As time passes, a new generation rises, one that knows only the tales of the stars and the mysteries of their past. The galaxy has changed, with new alien powers and the lingering influence of the Noosphere Concordat, whose machine remnants still watch from the shadows.

One year ago, Aura Valance, a Republican scientist and martial artist, was appointed as the new leader of humanity’s rebuilding efforts, marking a pivotal moment in the aftermath of the Aurora Genesis, a massive, multi-faceted scientific initiative spearheaded by Aura Valance and the Exodus Council to recover and advance humanity’s understanding of trans-newtonian technology. The initiative also incorporated resetting the calendar year to zero, signalling a dramatic shift in political and technological order. Valance’s leadership was the result of an alliance born out of necessity when no traditional coalition could emerge after a controversial election.

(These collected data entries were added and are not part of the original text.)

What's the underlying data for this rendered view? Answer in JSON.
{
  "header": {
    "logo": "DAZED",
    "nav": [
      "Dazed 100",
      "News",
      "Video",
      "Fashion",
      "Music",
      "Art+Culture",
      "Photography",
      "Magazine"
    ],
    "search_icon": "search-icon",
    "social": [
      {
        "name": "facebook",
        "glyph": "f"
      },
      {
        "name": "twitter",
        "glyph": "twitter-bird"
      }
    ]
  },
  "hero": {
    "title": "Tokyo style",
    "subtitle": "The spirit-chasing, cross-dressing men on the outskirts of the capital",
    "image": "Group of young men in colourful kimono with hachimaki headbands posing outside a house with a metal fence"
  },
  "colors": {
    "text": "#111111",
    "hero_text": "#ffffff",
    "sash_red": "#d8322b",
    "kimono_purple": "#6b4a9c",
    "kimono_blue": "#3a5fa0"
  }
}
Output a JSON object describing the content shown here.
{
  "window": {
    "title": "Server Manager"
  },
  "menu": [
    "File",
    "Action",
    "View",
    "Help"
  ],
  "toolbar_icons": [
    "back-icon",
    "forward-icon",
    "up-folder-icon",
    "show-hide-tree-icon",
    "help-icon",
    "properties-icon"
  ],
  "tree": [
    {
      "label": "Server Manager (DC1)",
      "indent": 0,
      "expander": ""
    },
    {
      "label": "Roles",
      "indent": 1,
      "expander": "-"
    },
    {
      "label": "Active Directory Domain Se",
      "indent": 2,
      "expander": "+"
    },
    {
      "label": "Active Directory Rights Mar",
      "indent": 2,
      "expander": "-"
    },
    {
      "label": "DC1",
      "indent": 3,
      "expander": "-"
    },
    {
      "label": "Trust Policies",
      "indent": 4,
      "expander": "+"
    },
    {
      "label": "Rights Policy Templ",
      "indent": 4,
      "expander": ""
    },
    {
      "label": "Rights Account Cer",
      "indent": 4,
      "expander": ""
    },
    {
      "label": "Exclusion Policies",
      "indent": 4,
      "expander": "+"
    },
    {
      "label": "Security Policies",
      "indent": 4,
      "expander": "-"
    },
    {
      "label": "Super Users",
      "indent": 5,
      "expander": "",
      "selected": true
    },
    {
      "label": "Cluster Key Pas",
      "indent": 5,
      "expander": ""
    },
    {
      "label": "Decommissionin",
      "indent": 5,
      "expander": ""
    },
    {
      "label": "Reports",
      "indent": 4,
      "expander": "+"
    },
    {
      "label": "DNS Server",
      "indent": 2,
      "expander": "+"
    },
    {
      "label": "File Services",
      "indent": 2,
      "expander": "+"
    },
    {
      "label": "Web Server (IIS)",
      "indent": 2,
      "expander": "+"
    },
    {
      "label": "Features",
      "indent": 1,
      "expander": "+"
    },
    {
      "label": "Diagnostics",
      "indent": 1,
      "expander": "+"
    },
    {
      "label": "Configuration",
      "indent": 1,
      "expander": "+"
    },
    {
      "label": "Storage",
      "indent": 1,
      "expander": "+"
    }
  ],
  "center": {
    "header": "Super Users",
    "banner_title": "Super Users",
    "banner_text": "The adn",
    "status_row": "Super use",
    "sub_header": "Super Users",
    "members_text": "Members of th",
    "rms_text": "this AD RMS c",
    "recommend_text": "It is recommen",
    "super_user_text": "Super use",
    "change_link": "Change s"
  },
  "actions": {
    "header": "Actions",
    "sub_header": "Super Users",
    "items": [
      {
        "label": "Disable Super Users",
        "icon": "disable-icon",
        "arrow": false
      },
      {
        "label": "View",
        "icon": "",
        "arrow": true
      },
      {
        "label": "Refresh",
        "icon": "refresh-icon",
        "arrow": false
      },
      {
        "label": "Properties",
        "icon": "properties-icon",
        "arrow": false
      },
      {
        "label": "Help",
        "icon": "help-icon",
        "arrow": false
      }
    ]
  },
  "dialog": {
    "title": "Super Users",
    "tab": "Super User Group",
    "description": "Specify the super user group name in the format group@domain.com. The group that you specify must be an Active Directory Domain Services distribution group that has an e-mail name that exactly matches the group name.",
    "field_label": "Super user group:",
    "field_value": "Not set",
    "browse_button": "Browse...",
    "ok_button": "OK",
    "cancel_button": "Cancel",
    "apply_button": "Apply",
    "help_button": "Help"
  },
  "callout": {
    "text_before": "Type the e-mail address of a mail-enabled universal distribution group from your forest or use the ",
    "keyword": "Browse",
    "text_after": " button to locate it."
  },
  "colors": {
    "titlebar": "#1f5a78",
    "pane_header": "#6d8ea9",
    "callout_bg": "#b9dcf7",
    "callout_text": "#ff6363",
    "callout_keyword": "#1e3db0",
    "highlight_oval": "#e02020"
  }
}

In her first year of leadership, Valance has focused intensely on technological recovery, securing key resources and alliances with all the colonies in the search for trans-newtonian minerals. Under her guidance, humanity has begun to rebuild its infrastructure and establish secure supply lines to support the growing reclamation efforts. However, internal divisions within the coalition, especially between the Federalists and Trade factions, have led to political gridlock, stalling progress on broader initiatives.

The Nationalist Party’s failure to form a governing coalition with others remains a source of tension. The Nationalists continue to challenge Valance’s more scientifically driven approach, arguing that too much focus on technology and military strength risks repeating the mistakes of the Solar Imperium, where unchecked power led to the Schism and nearly destroyed humanity. This ideological conflict is threatening the unity of the coalition, with some factions pushing for a more democratic approach to leadership, while others prefer to leave the scientific and technological future to Valance and her coalition.

Now, the survivors must decide: will they embrace the knowledge of their ancestors, rise again to reclaim their place in the cosmos, or fall once more, repeating the mistakes that brought them to the edge of extinction?